Wednesday, 26 October 2011

Million Dollar Quartet

Last week I spent an evening at the theatre seated in the audience for a showing of Million Dollar Quartet.  It was fun, funny and a whole lotta rock 'n' roll all thrown into two hours.


What is all the fuss about I hear you say?



It was one of those shows where the audience really gets into it and at the end we were on our feet singing and dancing along.  How I wished it was real... that kinda rock 'n' roll show like they did them in the good ol' days!  People actually dancing to a live band.  The feeling is exhilarating and really nothing beats it for heart pumping feel good factor.

This is a show I would recommend to see if this is your kind of music or not.  Nothing too serious, just some light hearted fun with a nice story behind it.  Go see it, why not!?  You can find the album of their recording session on Spotify which I've listened to on many an occasion.  xxx

Here's a 30 second trailer of the show



This here is what's written on Wikipedia about Million Dollar QuartetThe jam session seems to have happened by pure chance.

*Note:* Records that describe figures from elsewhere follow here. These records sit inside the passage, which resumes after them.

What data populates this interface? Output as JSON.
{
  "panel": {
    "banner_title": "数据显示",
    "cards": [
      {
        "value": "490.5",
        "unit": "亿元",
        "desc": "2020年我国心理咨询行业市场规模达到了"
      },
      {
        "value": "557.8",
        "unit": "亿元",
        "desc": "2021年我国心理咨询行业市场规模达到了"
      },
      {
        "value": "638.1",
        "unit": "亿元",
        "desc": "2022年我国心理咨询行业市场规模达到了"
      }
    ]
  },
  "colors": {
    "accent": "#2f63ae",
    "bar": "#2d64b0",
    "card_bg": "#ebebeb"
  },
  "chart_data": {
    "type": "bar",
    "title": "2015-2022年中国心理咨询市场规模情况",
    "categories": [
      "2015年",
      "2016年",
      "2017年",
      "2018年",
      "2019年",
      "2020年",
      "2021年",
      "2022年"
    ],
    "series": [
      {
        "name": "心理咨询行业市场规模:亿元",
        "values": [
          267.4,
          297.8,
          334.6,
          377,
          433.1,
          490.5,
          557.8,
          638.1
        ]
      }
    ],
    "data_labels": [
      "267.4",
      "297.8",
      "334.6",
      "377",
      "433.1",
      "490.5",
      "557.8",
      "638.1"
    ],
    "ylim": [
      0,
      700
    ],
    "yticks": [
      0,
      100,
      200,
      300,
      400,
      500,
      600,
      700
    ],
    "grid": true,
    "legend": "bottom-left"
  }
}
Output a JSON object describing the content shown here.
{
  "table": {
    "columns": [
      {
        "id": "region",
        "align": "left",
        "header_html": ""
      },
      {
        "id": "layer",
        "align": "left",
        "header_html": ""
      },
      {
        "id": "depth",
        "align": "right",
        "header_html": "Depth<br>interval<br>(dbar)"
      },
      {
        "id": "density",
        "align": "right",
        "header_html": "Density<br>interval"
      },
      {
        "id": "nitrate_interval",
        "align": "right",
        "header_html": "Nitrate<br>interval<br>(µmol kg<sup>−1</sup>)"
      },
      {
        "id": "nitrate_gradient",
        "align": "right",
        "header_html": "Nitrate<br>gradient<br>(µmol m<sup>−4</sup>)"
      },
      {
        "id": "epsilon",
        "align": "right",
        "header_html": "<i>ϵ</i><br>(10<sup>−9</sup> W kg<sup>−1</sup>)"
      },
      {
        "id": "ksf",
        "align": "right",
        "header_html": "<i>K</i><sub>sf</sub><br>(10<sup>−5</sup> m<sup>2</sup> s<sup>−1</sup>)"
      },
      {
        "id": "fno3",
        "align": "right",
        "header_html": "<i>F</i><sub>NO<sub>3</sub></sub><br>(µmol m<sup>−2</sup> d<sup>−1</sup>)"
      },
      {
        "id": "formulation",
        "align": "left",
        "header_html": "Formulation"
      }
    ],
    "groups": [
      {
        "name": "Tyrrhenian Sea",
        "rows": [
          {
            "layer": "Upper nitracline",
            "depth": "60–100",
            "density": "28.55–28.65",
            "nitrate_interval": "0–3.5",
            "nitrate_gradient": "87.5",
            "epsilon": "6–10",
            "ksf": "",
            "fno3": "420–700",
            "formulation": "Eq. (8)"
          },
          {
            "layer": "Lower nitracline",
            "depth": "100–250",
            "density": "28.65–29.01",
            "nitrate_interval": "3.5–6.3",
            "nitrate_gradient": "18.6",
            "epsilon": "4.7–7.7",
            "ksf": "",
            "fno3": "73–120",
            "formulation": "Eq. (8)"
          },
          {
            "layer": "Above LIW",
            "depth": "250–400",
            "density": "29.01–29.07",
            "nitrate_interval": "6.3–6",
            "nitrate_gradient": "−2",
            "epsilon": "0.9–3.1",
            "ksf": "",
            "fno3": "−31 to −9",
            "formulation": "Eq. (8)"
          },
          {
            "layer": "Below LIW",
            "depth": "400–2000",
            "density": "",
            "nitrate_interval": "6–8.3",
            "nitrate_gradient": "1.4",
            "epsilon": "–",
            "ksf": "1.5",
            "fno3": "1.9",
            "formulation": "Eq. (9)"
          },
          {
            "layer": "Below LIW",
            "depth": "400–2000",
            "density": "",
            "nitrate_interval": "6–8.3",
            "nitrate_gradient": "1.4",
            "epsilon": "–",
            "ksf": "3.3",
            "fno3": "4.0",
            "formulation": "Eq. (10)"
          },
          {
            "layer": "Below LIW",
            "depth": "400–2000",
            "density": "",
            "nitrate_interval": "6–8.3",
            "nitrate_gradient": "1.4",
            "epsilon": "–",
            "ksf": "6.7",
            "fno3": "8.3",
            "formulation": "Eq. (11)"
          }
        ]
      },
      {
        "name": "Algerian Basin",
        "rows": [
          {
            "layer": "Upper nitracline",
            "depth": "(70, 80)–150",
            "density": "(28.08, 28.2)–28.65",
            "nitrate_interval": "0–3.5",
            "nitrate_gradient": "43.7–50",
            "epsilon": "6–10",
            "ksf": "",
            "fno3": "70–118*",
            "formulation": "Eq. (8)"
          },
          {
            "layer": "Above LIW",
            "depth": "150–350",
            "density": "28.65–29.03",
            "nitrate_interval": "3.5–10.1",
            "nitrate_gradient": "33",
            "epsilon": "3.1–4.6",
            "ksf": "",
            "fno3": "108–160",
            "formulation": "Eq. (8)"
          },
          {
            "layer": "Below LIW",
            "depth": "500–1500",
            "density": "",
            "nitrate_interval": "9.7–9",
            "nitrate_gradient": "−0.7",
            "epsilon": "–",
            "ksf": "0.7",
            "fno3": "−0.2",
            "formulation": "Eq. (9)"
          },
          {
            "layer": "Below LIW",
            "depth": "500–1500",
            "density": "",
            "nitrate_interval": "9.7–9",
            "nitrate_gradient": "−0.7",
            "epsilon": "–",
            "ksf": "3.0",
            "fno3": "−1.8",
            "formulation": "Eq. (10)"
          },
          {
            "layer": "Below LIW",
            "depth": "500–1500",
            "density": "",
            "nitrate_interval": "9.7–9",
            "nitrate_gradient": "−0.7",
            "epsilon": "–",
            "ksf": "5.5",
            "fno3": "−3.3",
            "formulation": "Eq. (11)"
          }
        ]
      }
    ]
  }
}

Perkins, who by this time had already met success with "Blue Suede Shoes", had come into the studios that day, accompanied by his brothers Clayton and Jay and by drummer W.S. Holland, their aim being to cut some new material, including a revamped version of an old blues song, "Matchbox". Sam Phillips, the owner of Sun Records, who wished to try to fatten this sparse rockabilly instrumentation, had brought in his latest acquisition, singer and piano man extraordinaire Jerry Lee Lewis, still unknown outside Memphis, to play piano on the Perkins session.

Sometime in the early afternoon, Elvis Presley, a former Sun artist himself but now at RCA, dropped in to pay a casual visit accompanied by a girlfriend, Marilyn Evans.[1] He was, at the time, the biggest name in show business, having hit the top of the singles charts five times, and topping the album charts twice in the preceding 12-month period. Less than four months earlier, he had appeared on The Ed Sullivan Show, pulling an unheard-of 83% of the television audience, which was estimated at 55 million, the largest in history up to that time.
After chatting with Philips in the control room, Presley listened to the playback of Perkins’ session, which he pronounced to be good. Then he went out into the studio and some time later the jam session began. At some point during the session, Sun artist Johnny Cash, who had recently enjoyed a few hits on the country charts, popped in. (Cash wrote in his autobiography Cash that he had been first to arrive at the Sun Studio that day, wanting to listen in on the Perkins recording session.) Cowboy Jack Clement was engineering that day and remembers saying to himself "I think I'd be remiss not to record this" and so he did and the rest is history. After running through a number of songs, Elvis and girlfriend Evans slipped out as Jerry Lee pounded away on the piano. Cash claims in Cash that "no one wanted to follow Jerry Lee, not even Elvis."
During the session Phillips spotted an opportunity for some publicity and called a local newspaper, the Memphis Press-Scimitar. Bob Johnson, the newspaper’s entertainment editor, came over to the studios accompanied by a UPI representative named Leo Soroca and a photographer.
The following day, an article, written by Johnson about the session, was published in the Memphis Press-Scimitar under the title "Million Dollar Quartet". The article contained the now-famous photograph of Presley seated at the piano surrounded by Lewis, Perkins and Cash (the uncropped version of the photo also includes Evans, shown seated atop the piano). This photo proves Cash was there, but the audio doesn't provide substantial proof he joined in on the session.